А Лев почему-то захотел стать прежним.
Прежний Лев страшных снов не видел.
Прежний Лев был весёлым парнем. Он не женился только потому, что легко влюблялся. Он жил на две страны, и ему это нравилось. Он создавал музыку и кайфовал от неё!
Прежний Лев — душа компании, здоровый медведище, бородатый викинг. Он вызывал у людей трепет и согревал их своими рыжими глазами.
Отощал, истрепался, остыл.
Нынешний Лев распахнул глаза и уставился в потолок, радуясь, что его вытащил из кошмара звонок телефона:
— Лёва-а-а… — голос Геллы был чертовски пьяным и шальным, а Лев еле разлепил глаза, чтобы ему внимать. — Лёва!
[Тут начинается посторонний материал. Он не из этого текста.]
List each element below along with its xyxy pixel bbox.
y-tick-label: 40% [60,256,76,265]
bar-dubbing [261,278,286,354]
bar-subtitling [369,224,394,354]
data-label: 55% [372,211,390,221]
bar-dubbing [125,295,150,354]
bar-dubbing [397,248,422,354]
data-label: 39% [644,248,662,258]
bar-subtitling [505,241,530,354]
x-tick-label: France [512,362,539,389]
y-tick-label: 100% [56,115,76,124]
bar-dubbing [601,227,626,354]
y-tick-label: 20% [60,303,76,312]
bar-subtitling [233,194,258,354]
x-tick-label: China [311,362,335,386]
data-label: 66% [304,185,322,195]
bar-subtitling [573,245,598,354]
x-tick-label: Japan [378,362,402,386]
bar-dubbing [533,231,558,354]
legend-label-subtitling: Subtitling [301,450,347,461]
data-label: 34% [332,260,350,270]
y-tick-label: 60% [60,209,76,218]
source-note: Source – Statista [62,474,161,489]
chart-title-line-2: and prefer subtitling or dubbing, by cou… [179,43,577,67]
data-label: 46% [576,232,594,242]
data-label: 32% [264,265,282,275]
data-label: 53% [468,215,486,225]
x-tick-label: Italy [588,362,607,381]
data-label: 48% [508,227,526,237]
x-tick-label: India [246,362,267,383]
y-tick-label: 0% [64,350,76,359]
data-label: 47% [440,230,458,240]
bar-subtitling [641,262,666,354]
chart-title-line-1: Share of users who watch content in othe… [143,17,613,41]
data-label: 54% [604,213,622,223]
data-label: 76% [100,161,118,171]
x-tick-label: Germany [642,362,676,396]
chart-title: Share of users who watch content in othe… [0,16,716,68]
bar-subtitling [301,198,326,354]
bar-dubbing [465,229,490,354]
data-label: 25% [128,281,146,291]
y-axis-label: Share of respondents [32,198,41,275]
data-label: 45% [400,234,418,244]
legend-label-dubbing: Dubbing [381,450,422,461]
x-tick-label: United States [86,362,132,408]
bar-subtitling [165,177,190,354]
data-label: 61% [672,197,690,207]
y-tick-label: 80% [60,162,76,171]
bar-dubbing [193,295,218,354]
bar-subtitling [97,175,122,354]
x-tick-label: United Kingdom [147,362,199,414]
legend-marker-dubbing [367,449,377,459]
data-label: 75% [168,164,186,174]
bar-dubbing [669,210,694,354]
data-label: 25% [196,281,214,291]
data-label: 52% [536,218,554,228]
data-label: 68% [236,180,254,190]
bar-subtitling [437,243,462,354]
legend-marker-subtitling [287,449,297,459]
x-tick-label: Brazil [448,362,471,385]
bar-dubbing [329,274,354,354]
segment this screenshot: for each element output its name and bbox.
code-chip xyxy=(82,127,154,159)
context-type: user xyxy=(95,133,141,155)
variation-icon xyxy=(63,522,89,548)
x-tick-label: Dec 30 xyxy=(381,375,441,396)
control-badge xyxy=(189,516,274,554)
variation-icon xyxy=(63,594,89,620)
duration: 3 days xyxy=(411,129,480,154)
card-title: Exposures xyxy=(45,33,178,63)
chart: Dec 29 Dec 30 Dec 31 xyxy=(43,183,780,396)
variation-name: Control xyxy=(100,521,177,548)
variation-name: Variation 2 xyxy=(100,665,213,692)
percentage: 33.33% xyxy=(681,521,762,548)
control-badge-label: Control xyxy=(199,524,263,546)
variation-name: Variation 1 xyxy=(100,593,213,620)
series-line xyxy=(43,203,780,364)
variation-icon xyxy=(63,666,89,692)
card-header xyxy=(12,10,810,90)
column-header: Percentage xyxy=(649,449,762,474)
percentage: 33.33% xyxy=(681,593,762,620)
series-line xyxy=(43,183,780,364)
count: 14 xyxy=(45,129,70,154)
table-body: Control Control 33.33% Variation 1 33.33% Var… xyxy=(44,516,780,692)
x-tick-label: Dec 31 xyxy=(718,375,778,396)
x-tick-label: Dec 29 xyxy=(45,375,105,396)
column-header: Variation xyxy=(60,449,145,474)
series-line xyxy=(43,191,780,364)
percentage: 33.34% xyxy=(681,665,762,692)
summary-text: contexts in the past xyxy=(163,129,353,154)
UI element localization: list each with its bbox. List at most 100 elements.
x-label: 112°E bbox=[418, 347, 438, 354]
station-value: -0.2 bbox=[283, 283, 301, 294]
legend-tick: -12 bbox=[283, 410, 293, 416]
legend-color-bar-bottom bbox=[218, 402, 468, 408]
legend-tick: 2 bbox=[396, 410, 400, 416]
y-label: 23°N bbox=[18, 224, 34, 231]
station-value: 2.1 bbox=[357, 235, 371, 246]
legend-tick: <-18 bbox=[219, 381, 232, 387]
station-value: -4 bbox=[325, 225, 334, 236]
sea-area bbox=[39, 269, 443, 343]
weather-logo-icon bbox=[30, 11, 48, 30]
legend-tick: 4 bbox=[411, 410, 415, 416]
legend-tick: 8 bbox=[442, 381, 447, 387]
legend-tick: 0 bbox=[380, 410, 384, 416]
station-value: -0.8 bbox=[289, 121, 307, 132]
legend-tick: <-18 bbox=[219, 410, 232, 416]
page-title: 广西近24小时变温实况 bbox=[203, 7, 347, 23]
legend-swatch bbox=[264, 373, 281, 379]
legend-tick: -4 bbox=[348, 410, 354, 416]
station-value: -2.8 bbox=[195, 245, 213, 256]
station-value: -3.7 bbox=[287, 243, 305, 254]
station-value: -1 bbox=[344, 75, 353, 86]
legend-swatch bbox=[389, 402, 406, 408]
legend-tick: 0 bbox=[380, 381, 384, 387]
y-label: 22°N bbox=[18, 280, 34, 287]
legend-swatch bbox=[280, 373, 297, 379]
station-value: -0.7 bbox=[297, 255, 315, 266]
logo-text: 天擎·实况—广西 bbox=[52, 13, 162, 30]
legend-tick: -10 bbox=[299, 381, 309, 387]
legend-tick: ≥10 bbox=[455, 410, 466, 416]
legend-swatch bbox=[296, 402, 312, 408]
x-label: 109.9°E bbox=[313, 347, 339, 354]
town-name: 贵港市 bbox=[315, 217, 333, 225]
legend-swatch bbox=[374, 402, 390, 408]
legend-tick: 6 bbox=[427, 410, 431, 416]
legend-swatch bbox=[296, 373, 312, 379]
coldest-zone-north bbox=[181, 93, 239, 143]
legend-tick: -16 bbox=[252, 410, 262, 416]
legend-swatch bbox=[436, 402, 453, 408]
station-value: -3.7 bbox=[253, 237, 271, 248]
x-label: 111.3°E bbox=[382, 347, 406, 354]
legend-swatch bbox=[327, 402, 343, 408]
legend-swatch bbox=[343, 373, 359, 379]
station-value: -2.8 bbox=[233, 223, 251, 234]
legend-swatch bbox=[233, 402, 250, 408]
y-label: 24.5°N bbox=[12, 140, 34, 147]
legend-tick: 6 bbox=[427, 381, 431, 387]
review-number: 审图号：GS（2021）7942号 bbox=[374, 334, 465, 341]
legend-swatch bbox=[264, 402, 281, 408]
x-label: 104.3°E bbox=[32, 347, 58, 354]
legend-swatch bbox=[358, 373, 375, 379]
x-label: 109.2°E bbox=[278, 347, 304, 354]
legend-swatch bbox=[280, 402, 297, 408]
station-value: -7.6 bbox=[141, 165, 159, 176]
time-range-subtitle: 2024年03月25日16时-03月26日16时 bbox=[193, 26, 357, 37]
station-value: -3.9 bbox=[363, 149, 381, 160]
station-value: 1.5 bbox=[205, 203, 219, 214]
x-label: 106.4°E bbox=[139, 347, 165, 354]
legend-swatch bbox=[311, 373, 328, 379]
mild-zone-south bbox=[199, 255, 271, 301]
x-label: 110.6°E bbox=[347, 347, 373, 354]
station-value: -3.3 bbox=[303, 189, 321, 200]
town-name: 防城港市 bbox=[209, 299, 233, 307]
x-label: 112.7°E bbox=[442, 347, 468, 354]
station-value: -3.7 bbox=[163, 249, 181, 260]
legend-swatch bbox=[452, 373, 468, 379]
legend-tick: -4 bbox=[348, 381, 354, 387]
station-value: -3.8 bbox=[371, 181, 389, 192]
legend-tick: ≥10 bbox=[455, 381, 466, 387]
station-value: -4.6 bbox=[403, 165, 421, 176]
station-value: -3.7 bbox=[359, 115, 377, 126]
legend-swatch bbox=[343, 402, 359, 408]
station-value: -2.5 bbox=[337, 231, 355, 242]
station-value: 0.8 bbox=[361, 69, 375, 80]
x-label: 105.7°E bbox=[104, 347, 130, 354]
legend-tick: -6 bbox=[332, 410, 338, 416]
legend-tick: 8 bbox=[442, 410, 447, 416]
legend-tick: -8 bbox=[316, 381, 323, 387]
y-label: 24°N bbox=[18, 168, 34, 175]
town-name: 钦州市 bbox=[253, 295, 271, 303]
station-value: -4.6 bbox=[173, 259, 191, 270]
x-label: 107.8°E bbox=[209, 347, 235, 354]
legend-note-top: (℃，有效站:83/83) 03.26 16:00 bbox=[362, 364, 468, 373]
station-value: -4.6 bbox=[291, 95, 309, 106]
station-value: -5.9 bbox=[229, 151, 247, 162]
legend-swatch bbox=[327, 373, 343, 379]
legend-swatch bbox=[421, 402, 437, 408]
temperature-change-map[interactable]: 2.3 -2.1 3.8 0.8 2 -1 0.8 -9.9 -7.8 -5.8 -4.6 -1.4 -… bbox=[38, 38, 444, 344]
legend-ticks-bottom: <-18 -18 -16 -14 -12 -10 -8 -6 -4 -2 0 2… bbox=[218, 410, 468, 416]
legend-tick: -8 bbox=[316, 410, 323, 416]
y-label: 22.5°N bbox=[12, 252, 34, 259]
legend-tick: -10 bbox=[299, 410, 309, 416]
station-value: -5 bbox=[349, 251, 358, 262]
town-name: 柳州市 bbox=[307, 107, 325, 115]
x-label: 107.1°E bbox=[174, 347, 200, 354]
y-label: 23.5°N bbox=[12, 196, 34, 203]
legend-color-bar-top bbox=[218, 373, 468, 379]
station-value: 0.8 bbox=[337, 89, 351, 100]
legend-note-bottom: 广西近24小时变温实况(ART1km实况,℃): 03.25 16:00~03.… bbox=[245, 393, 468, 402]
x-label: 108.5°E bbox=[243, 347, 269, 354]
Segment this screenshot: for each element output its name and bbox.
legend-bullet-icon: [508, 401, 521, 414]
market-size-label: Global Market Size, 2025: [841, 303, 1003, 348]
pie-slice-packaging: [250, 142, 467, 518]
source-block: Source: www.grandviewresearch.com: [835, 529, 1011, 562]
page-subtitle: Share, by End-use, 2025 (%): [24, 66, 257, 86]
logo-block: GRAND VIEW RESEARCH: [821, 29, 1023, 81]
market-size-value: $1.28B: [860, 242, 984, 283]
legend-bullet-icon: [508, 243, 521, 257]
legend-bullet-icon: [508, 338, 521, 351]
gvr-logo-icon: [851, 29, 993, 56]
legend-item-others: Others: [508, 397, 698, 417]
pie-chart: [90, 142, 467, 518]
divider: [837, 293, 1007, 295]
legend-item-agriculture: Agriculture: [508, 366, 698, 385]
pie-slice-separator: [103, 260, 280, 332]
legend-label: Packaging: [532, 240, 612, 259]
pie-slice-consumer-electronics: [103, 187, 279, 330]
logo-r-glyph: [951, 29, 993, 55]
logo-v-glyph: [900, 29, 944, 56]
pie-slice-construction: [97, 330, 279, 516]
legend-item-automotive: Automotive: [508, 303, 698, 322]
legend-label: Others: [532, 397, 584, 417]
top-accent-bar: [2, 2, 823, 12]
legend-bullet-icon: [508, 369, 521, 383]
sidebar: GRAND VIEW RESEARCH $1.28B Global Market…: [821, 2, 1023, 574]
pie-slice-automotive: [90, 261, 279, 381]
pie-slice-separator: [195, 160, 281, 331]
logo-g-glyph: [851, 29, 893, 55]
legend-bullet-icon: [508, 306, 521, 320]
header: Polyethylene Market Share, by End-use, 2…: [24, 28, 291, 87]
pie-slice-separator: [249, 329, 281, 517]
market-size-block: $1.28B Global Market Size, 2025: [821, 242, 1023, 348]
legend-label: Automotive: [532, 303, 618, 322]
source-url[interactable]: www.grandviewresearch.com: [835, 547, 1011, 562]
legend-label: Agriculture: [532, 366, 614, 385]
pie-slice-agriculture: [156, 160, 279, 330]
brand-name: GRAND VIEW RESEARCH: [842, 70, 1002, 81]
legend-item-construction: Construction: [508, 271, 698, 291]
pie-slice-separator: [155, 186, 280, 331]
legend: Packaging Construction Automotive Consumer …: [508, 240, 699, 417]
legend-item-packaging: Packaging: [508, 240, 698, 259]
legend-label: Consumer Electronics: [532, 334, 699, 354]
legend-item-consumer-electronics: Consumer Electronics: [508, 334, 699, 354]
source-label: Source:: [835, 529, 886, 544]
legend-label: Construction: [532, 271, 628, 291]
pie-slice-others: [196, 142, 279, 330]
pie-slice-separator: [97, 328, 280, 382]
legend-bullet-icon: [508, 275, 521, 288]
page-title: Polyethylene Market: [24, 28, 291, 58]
Я у Сани в ба-аре! Забери-и меня…
— С чего бы? — он сел в кровати и потёр глаза, которые всё никак не хотели открываться.
На часах почти полночь, а он ложится спать рано. Что на Геллу нашло ему звонить?
— Ну Лёв! Это тут… я смотрю в твоё окно-о…
Лев встал с кровати и подошёл к окну. И правда, далеко внизу на парковке “Simon” болталась белобрысая макушка и, пьяно шатаясь, ходила взад-вперёд по бордюру.
— Гелла. Зачем? Твой брат там? Сейчас я ему позвоню!
— Ой, не звони, не звони! Ты лучше приди-и-и! — ныла она.
— Зачем, Гелла? — Лев устало вздохнул, размял шею и с тоской обернулся на кровать.
Сон потихоньку улетучивался, будто его и не было. По капле уходил, так что на засыпание было нужно всё больше и больше времени, а простынь всё сильнее остывала и меньше манила.
— Тут так весело! В ба-аре…
— И что же там весёлого?
— Маргарита-а! — Гелла подняла свободную руку, пошатнулась и в последнюю секунду её поймал прохожий.
— Зайди внутрь, а то тебя сейчас снимут для прессы. Приду. И передам в руки брата.
На самом деле Лев не столько ради Геллы это делал, сколько просто вдруг захотел ненадолго в общество.
Вид “Simon”, пьяной Геллы… напомнил о временах, когда вот такие праздники в компании друзей были нормой для него. Тогда было хорошо. Весело. Вокруг было много людей. Теперь же он даже не всем ещё сказал, что вернулся, и велика вероятность, что не все бы его узнали.